350] 
ON THE CLASSIFICATION OF CUBIC CURVES. 
365 
45. In the division into genera, Newton distinguishes the Hyperbolas into the 
redundant and defective, and the redundant hyperbolas into those for which the 
asymptotes form a triangle, and those for which the asymptotes meet in a point. The 
redundant hyperbolas with asymptotes forming a triangle are distinguished according as 
they have no diameter, a single diameter, or three diameters. The like distinction 
might have been, but is not, made as to the redundant hyperbolas with asymptotes 
meeting in a point; these are in fact included in a single genus; but the distinction 
presents itself in the species of that genus. As to the defective hyperbolas, Newton 
attends only to the real asymptote; and the only distinction is according as they have 
no diameter or a real diameter. The Parabolic Hyperbolas are in like manner divided 
according as they have no diameter or a diameter. The Central Hyperbolisms, according 
as the parallel asymptotes are real or imaginary, are the hyperbolisms of the hyperbola 
or of the ellipse. The hyperbolisms of the hyperbola form a single genus.

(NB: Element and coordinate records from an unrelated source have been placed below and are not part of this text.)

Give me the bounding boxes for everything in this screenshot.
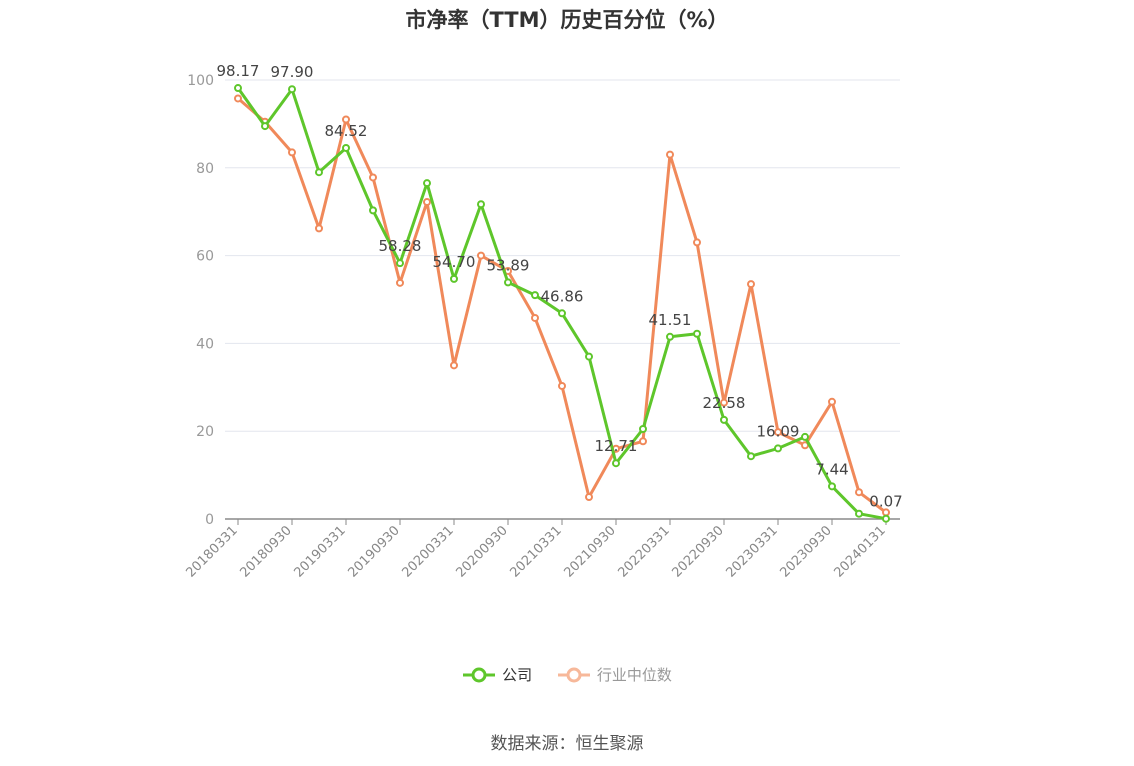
data-source: 数据来源：恒生聚源	[490, 734, 644, 754]
legend-company-marker	[463, 667, 496, 682]
y-tick-label: 20	[196, 424, 214, 440]
legend: 公司 行业中位数	[0, 664, 1134, 688]
data-point-company	[369, 206, 377, 215]
data-point-company	[747, 452, 755, 461]
data-label: 54.70	[433, 253, 476, 271]
chart-title: 市净率（TTM）历史百分位（%）	[405, 8, 729, 32]
legend-item-company[interactable]: 公司	[462, 664, 532, 685]
data-point-industry	[720, 398, 728, 407]
data-point-industry	[747, 280, 755, 289]
x-tick-label: 20240131	[831, 523, 888, 580]
data-point-company	[774, 444, 782, 453]
x-tick-label: 20200930	[453, 523, 510, 580]
data-point-company	[342, 143, 350, 152]
data-point-industry	[288, 148, 296, 157]
data-label: 22.58	[703, 394, 746, 412]
data-label: 97.90	[271, 63, 314, 81]
x-tick-label: 20190331	[291, 523, 348, 580]
y-axis-ticks: 0 20 40 60 80 100	[187, 73, 214, 528]
data-label: 46.86	[541, 287, 584, 305]
grid-lines	[225, 79, 900, 432]
data-point-industry	[315, 224, 323, 233]
data-point-company	[639, 425, 647, 434]
data-point-company	[234, 84, 242, 93]
x-tick-label: 20180930	[237, 523, 294, 580]
x-tick-label: 20230930	[777, 523, 834, 580]
data-point-industry	[396, 278, 404, 287]
data-point-industry	[369, 173, 377, 182]
x-tick-label: 20210930	[561, 523, 618, 580]
data-point-company	[288, 85, 296, 94]
legend-item-industry[interactable]: 行业中位数	[557, 664, 672, 685]
data-point-company	[612, 459, 620, 468]
data-point-company	[558, 309, 566, 318]
data-point-company	[423, 179, 431, 188]
x-axis: 2018033120180930201903312019093020200331…	[183, 518, 900, 581]
data-label: 0.07	[869, 493, 902, 511]
x-tick-label: 20190930	[345, 523, 402, 580]
x-tick-label: 20220930	[669, 523, 726, 580]
data-point-company	[801, 432, 809, 441]
data-label: 12.71	[595, 437, 638, 455]
data-point-company	[450, 274, 458, 283]
data-point-company	[828, 482, 836, 491]
data-point-company	[855, 509, 863, 518]
x-tick-label: 20210331	[507, 523, 564, 580]
data-point-industry	[477, 251, 485, 260]
data-point-company	[693, 329, 701, 338]
series-layer	[234, 84, 890, 523]
data-point-company	[720, 415, 728, 424]
data-point-industry	[666, 150, 674, 159]
data-labels: 98.17 97.90 84.52 58.28 54.70 53.89 46.86 12.71…	[217, 62, 903, 511]
data-point-industry	[855, 488, 863, 497]
y-tick-label: 40	[196, 336, 214, 352]
legend-industry-label: 行业中位数	[596, 666, 672, 684]
series-line-industry	[237, 97, 887, 514]
data-label: 98.17	[217, 62, 260, 80]
data-point-industry	[558, 381, 566, 390]
data-point-industry	[531, 313, 539, 322]
y-tick-label: 100	[187, 73, 214, 89]
data-label: 7.44	[815, 460, 848, 478]
data-point-industry	[342, 115, 350, 124]
data-point-industry	[774, 428, 782, 437]
y-tick-label: 60	[196, 249, 214, 265]
data-point-company	[531, 291, 539, 300]
data-point-industry	[693, 238, 701, 247]
data-point-company	[477, 200, 485, 209]
data-point-industry	[639, 437, 647, 446]
data-point-company	[585, 352, 593, 361]
data-label: 84.52	[325, 122, 368, 140]
data-label: 41.51	[649, 311, 692, 329]
data-point-company	[315, 168, 323, 177]
data-point-industry	[585, 493, 593, 502]
data-point-industry	[423, 198, 431, 207]
data-label: 16.09	[757, 422, 800, 440]
legend-company-label: 公司	[502, 666, 533, 684]
y-tick-label: 80	[196, 161, 214, 177]
data-point-company	[261, 122, 269, 131]
legend-industry-marker	[557, 667, 590, 682]
x-tick-label: 20200331	[399, 523, 456, 580]
data-label: 58.28	[379, 237, 422, 255]
x-tick-label: 20220331	[615, 523, 672, 580]
data-point-company	[666, 332, 674, 341]
x-tick-label: 20180331	[183, 523, 240, 580]
data-label: 53.89	[487, 256, 530, 274]
data-point-company	[396, 259, 404, 268]
data-point-company	[504, 278, 512, 287]
data-point-industry	[450, 361, 458, 370]
x-tick-label: 20230331	[723, 523, 780, 580]
line-chart: 0 20 40 60 80 100 201803312018093020190331201…	[183, 62, 903, 581]
y-tick-label: 0	[205, 512, 214, 528]
data-point-industry	[234, 94, 242, 103]
data-point-company	[882, 514, 890, 523]
data-point-industry	[828, 397, 836, 406]
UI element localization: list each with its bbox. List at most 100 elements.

Each of 
the Hyperbolisms might have been distinguished according as there is no diameter or 
a single diameter; this distinction appears in the species. The Trident Curve, the 
Divergent Parabolas, and the Cubical Parabola, form each a single genus. 
46. We have thus the following Table of the Newtonian genera: I show in it 
the species in each genus, retaining Newton’s numbers, and distinguishing by the 
numbers 10', 13', 22', 22" the four species added by Stirling, and by 56' and 56" the 
two species added by Murdoch or Cramer: I show also the division of genus 4, 
according to the number of diameters; and I also show the five species of curves 
having a centre. 
Table of the Newtonian Genera. 
1. Redundant Hyperbolas with asymptotes forming a triangle, and without a 
diameter. 
Sp. 1, 2, 3, 4, 5, 6, 7, 8, 9. 
2. Redundant Hyperbolas with asymptotes forming a triangle, and with a single 
diameter. 
Sp. 10, 10', 11, 12, 13, 13', 14, 15, 16, 17, 18, 19, 20, 21. 
3. Redundant Hyperbolas with asymptotes forming a triangle, and with three 
diameters. 
Sp. 22, 22', 22", 23. 
4. Redundant Hyperbola with asymptotes meeting in a point. 
Without a diameter, Sp. 24, 25, 26, 27. With one diameter, Sp. 28, 29, 30, 31. 
With three diameters, Sp. 32. Sp. 27 has a centre. 
5. Defective Hyperbolas without a diameter. 
Sp. 33, 34, 35, 36, 37, 38. Sp. 38 has a centre.